FIRST SUNDAY OF LENT
9 MARCH 2025
In
the reading from Deuteronomy, Moses addresses his people who are about to
arrive in the promised land. He tells
them that they have become a nation:
great, strong, and numerous. They
have been formed into this great nation by God who had saved them slavery in
Egypt and led them through the desert to freedom. Mindful of God’s role, he commands them to
give God the firstfruits of the products of the soil in gratitude. Moses knew that they would quickly forget
God’s role and try to find satisfaction in other things. He knew that they would repeat their many failures
to trust God in their forty years in the desert.
Today, Jesus
is led by the Holy Spirit into the desert to be tested, as his ancestors had
been tested. He has just been baptized
and heard his Father’s voice from the heavens identifying him as his beloved
son, in whom he is well pleased.

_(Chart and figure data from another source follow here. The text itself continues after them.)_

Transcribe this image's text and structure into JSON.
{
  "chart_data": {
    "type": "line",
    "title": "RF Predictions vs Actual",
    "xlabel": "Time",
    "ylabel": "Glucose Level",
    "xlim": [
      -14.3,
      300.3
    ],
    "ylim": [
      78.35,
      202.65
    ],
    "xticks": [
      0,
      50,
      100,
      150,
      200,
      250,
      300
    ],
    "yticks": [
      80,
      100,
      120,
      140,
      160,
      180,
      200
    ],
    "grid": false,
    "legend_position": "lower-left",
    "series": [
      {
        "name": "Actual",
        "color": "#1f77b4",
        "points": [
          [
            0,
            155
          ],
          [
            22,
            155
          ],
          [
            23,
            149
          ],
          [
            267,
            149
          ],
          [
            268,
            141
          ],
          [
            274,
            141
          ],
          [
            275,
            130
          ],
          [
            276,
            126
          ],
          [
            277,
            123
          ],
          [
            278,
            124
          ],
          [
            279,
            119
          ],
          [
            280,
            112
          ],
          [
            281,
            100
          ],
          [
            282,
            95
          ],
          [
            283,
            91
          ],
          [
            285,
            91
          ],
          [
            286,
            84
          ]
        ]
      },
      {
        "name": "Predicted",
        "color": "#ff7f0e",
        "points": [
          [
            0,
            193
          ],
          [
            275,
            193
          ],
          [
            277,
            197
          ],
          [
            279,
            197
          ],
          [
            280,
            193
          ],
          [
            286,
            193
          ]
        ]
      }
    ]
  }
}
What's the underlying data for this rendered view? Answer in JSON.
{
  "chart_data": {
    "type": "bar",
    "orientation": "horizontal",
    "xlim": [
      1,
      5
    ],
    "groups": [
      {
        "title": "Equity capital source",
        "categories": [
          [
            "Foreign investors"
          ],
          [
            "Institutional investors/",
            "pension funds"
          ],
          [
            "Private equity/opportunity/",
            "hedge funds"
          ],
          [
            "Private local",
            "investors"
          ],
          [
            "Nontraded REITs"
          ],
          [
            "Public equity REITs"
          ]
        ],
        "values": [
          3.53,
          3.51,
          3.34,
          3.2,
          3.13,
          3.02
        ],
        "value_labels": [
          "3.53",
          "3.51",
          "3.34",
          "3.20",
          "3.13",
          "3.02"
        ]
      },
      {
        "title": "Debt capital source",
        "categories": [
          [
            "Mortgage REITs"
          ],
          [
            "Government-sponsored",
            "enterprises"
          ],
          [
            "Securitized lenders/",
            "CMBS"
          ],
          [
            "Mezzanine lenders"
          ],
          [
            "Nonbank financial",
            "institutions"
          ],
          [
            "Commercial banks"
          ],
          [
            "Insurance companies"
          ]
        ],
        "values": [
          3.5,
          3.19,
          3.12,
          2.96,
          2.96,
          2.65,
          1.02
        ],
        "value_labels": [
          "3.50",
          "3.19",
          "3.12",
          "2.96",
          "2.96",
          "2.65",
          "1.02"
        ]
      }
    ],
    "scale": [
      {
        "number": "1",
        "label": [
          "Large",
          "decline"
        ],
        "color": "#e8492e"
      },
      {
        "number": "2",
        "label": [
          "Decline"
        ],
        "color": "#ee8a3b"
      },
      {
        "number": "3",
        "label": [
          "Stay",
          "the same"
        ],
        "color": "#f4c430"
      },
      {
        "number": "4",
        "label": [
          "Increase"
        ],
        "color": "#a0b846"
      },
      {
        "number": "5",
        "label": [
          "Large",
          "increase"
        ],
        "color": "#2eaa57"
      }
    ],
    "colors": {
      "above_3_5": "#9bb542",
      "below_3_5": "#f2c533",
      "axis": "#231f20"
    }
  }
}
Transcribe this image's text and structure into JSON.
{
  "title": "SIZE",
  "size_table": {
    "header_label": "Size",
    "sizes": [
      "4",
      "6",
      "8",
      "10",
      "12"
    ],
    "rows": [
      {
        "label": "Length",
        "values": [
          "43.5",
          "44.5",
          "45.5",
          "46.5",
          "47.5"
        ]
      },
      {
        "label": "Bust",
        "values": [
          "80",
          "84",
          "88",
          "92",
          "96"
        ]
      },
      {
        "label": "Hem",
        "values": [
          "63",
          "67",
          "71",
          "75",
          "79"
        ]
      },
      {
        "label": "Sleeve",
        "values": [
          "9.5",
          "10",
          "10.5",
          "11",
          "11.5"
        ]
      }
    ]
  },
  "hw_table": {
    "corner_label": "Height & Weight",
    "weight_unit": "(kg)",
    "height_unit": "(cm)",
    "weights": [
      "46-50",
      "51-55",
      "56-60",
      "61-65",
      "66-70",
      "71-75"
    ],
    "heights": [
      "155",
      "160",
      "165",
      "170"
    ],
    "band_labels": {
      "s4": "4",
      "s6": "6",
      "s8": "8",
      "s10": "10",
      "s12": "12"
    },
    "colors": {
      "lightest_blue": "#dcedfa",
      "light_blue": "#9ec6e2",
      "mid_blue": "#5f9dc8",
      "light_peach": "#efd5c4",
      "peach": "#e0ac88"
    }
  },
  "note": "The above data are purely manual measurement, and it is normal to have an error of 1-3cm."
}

After
fasting for forty days, Jesus is hungry.
The devil sneers at him to test him.
If he is God’s son, he can change stone into bread. Jesus resists the temptation and quotes
Deuteronomy to insist that one does not live on bread alone. Next, the devil tempts him to skip his
mission of dying on a cross to have all power and glory now. Again, Jesus resists the temptation and
quotes Deuteronomy to say that he must worship God alone. Finally, the devil tempts Jesus to throw
himself from the parapet of the temple to see if God would save him. The devil knows Scripture and quotes Psalm 91
to predict that angels will catch him.
Jesus quotes Deuteronomy again to insist that he cannot put his Father
to the test.
In our
forty-day journey through Lent, we face the same temptations that tested Jesus
and his ancestors. Like his ancestors,
we can easily forget that God is the source of all that we have and are. The devil tests us with the same three
temptations. Instead of putting all our
trust in God, we are tempted to put our trust in sensual gratification. We fall into gluttony and lust trying to fill
our deepest hungers. The devil wants us
to rely on power and riches instead of trusting in God’s care and
providence. He lies to convince us to yearn
for an ostentatious display of pride and vainglory, instead of being humble
enough to admit God’s power.
The Holy
Spirit has led us into this desert of Lent to help us resist the lies of the
devil. The Lord has given us the tools
of fasting, almsgiving, and prayer as remedies to each temptation. To combat the temptation to see sensual
gratification as the ultimate way to fill our longings, the discipline of
fasting can help us embrace the remedy of self-control. To fight the temptations for power and
riches, the discipline of almsgiving helps us practice detachment from material
things. Almsgiving helps us to avoid
creating fake needs for ourselves and consider the authentic needs of
others. To fight the temptation to be
prideful and full of ourselves, the Lord has given us the remedy of
prayer. We can use Scripture, not as the
devil used it, but as Jesus himself used it, to humble ourselves before God and
rely on his grace.
At Easter,
we will renew the promises made at our baptism to reaffirm our conviction that
Jesus Christ is at the center of our lives, and that we will orient our lives
with that conviction. As a fully human
person, Jesus resisted the temptations of the devil and emerged from the desert
determined to do the will of his Father.
As the eternal Son of God, he won our salvation by dying on the cross
and trusting his Father’s promise that death would not prevail. The Holy Spirit gives us the strength to
recognize the lies of the devil, to embrace the remedies given through the
Lenten disciplines, and to emerge from this desert of Lent at Easter renewed in
our faith and determined to live as beloved sons and daughters of the Father.